Your only job right now is survival. If survival looks like swaying in the dark while a 90s cult classic flickers on the screen, then you lean into that hard. The crying does end. I promise you, from the future, the colic fades. One morning, you'll wake up in a panic because she's been quiet for five hours, and you'll run to the bassinet to find her sleeping peacefully. You'll survive this.

Before you dive into my messy answers to the late-night questions you're definitely searching for, take a second to sign up for Kianao’s newsletter at the bottom of their page—at least get a discount code for the gear that's going to save your sanity.

Late-Night Google Searches, Answered by a Tired Mom

How long does this "witching hour" screaming really last?

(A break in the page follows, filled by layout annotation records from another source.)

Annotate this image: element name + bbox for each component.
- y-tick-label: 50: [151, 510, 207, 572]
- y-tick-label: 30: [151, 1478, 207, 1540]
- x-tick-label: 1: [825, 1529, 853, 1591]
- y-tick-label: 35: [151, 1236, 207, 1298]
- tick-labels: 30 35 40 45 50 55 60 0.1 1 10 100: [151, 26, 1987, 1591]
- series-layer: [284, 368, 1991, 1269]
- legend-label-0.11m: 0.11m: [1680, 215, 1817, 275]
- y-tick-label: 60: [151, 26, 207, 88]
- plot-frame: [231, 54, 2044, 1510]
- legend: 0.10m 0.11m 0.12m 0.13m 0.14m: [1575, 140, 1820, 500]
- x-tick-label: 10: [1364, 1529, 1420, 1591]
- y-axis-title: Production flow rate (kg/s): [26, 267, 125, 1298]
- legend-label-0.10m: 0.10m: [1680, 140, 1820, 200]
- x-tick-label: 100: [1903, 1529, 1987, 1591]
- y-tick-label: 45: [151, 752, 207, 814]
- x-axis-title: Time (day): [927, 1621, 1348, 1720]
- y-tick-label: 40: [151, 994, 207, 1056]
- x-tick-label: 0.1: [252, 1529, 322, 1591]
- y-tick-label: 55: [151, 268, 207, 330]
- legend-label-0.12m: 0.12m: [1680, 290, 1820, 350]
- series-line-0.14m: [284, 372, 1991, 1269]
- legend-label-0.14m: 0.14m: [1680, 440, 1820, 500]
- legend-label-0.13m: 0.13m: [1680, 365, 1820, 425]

For us, it peaked around six to eight weeks and was an absolute nightmare from about 5 PM to 9 PM every single night. By three months, it started getting shorter, and by four months, it mostly disappeared. Just keep telling yourself it's a phase, because it honestly is, even when it feels like a life sentence.

Is it safe to have the TV on with a newborn in the room?

My doctor basically told me that when they're this tiny, their vision is terrible anyway and they can't even focus on the screen across the room. Obviously, don't park them two inches from a blasting television, but having a movie on while you bounce them in the dark is absolutely fine and usually just is extra white noise.

What if my baby absolutely hates being swaddled?

Our baby fought the swaddle like a feral cat every single time we put her in it, but the second we got it secure, she would instantly calm down. Sometimes they hate the *process* of being restricted, but they need the actual restriction to stop their startle reflex from waking them up. Keep trying different fabrics until you find one with the right stretch.

Did cutting out dairy or caffeine honestly stop the crying?

I tried cutting out milk, cheese, and my morning coffee all at once, which just turned me into a raging monster. Unless your baby has other things to watch for like weird rashes or mucous in their diaper, dietary changes often don't do a darn thing for normal colic. Talk to your doctor before you make yourself miserable for no reason.

Is a movie like Cry-Baby too loud for baby sleep?

Honestly, babies in the womb are used to noise that's roughly as loud as a lawnmower, thanks to your blood flow and digestion. Rockabilly music and exaggerated movie dialogue at a normal volume isn't going to hurt them, and it might even soothe them more than a dead-silent room would.